Standing fast together

Rural church’s ‘rescue groups’ started to support a struggling pastor. Now they’re spreading and strengthening lives.
God used a group of five men to rescue their pastor when he was on the verge of giving up on ministry. SUBMITTED PHOTO

David Yarbrough remembers standing at the back of the sanctuary as his congregation worshiped. His heart was racing, he was trembling, and he felt like he was going to die.

Then he looked to the front of the church and saw five men and their families. That gave him strength. 

“I knew they were with me,” he said.

A couple of years ago, as Yarbrough—lead pastor of The Bridge Fellowship Church in Martin’s Mill—approached 25 years in ministry, he wasn’t sure he was going to last much longer. At the time, he was weathering public criticism on social media—aimed at both himself and the church—while also shouldering the emotional and financial strain of his 87-year-old mother’s declining health.

“It was just more than I could take at that time,” Yarbrough recalled. He told his wife he was hanging by a thread, about to break. “I had never felt like that before.”

Yarbrough and his wife finally were able to retreat to Oklahoma for a couple of days. While away, he watched a podcast interview with a pastor who mentioned he surrounds himself with a group of five men in his church for accountability and encouragement. 

God had already provided five men Yarbrough felt he could count on, so he asked them to meet at his house at 6 p.m. on a Thursday. All of them agreed, and though they already knew he was under more pressure than usual, they learned that night the extent of his stress.

“It wasn’t just that I wanted to step away from ministry,” he said. “I was at the point where I was ready to step away from life.”

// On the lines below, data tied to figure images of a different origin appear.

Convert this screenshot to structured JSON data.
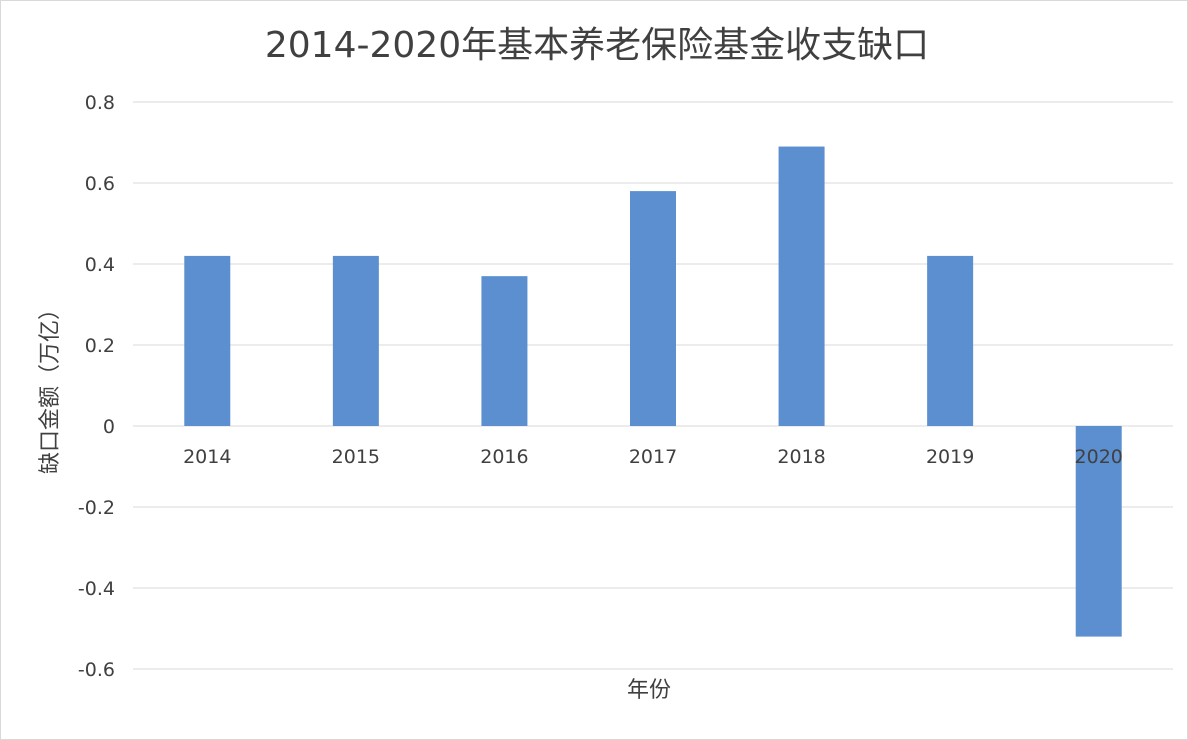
{
  "chart_data": {
    "type": "bar",
    "title": "2014-2020年基本养老保险基金收支缺口",
    "xlabel": "年份",
    "ylabel": "缺口金额（万亿）",
    "categories": [
      "2014",
      "2015",
      "2016",
      "2017",
      "2018",
      "2019",
      "2020"
    ],
    "values": [
      0.42,
      0.42,
      0.37,
      0.58,
      0.69,
      0.42,
      -0.52
    ],
    "ylim": [
      -0.6,
      0.8
    ],
    "yticks": [
      0.8,
      0.6,
      0.4,
      0.2,
      0,
      -0.2,
      -0.4,
      -0.6
    ],
    "ytick_labels": [
      "0.8",
      "0.6",
      "0.4",
      "0.2",
      "0",
      "-0.2",
      "-0.4",
      "-0.6"
    ],
    "bar_color": "#5b8fd0",
    "grid": true,
    "legend": "none"
  }
}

That Thursday night, the five men started speaking encouragement into the pastor’s life. They prayed for him and decided to meet weekly. “They were coming to rescue me,” Yarbrough said.

Despite the new group, the pastor continued to struggle. As he made the 20-minute drive to church on Sunday mornings, he repeatedly would get physically ill. The morning he stood at the back of the sanctuary trembling, he had just come from his office when he experienced the first panic attack of his life.

“I never really knew what burnout was like,” he said, describing it now as being so empty he had nothing left to give. “It wasn’t that I didn’t want to preach anymore. It wasn’t that I didn’t love the people anymore. It’s just that I didn’t have anything in the tank.”

As the meetings continued, Yarbrough asked the five men to share about their lives, too, and the group would encourage one another and pray. Most Thursdays they would spend as many as five hours together. 

“You would think that their wives and children would not want them doing that because they lose a whole Thursday night,” he said, “but [because of] what they were getting back in return, they wanted them to go because they were seeing the transformation that was taking place in their lives.”

David Yarbrough, lead pastor of The Bridge Fellowship in Martin's Hill.

“I never really knew what burnout was like. It wasn’t that I didn’t want to preach anymore. It wasn’t that I didn’t love the people anymore. It’s just that I didn’t have anything in the tank.”

‘Full of courage’

Patrick McGhee is one of those five men. He agreed to be in the group because he was intrigued that a pastor would let others get that close to him. As time went on, McGhee realized he was being rescued, too. 

As the men called out the good and godly things they saw in him during their meetings, McGhee realized they were seeing things he was blind to. They saw good in him that he didn’t. It empowered him.

“I was full of courage,” he said. “I could leave that house … and conquer whatever I was coming up against.”

McGhee’s wife encouraged him to keep going to the group because she noticed him becoming a better person, particularly by spending more time with his family and trying to live out what he knew from church. 

Before long, McGhee felt led to start a group with five other men so they could experience rescue. “It was replicating itself,” he said. Now there are three rescue groups at The Bridge. 

One of the chief lessons the men have learned, Yarbrough said, is based on Galatians 2:20. They have learned to die to self. 

“You can’t hurt a dead person’s feelings,” Yarbrough said. “You can’t offend them. We know any time that we’re getting offended, our feelings are getting hurt and we can’t serve other people because we think they’re mistreating us. We’re too alive to ourselves.”

Sometimes God allows suffering in a believer’s life, he said, because the person needs to learn humility. 

“It’s not about my platform. This isn’t my church. This isn’t my wife. These aren’t my children. They’re His, and I’m stewarding them,” Yarbrough said. “I can’t steward them effectively when I’m worried about what everybody’s doing for me.” 

In all of this, the rescue group didn’t just tell Yarbrough they loved him. They showed it. 

“It’s one of the clearest pictures of the kingdom I’ve ever experienced,” he said. “God using ordinary men to do extraordinary things through simple obedience and genuine love.”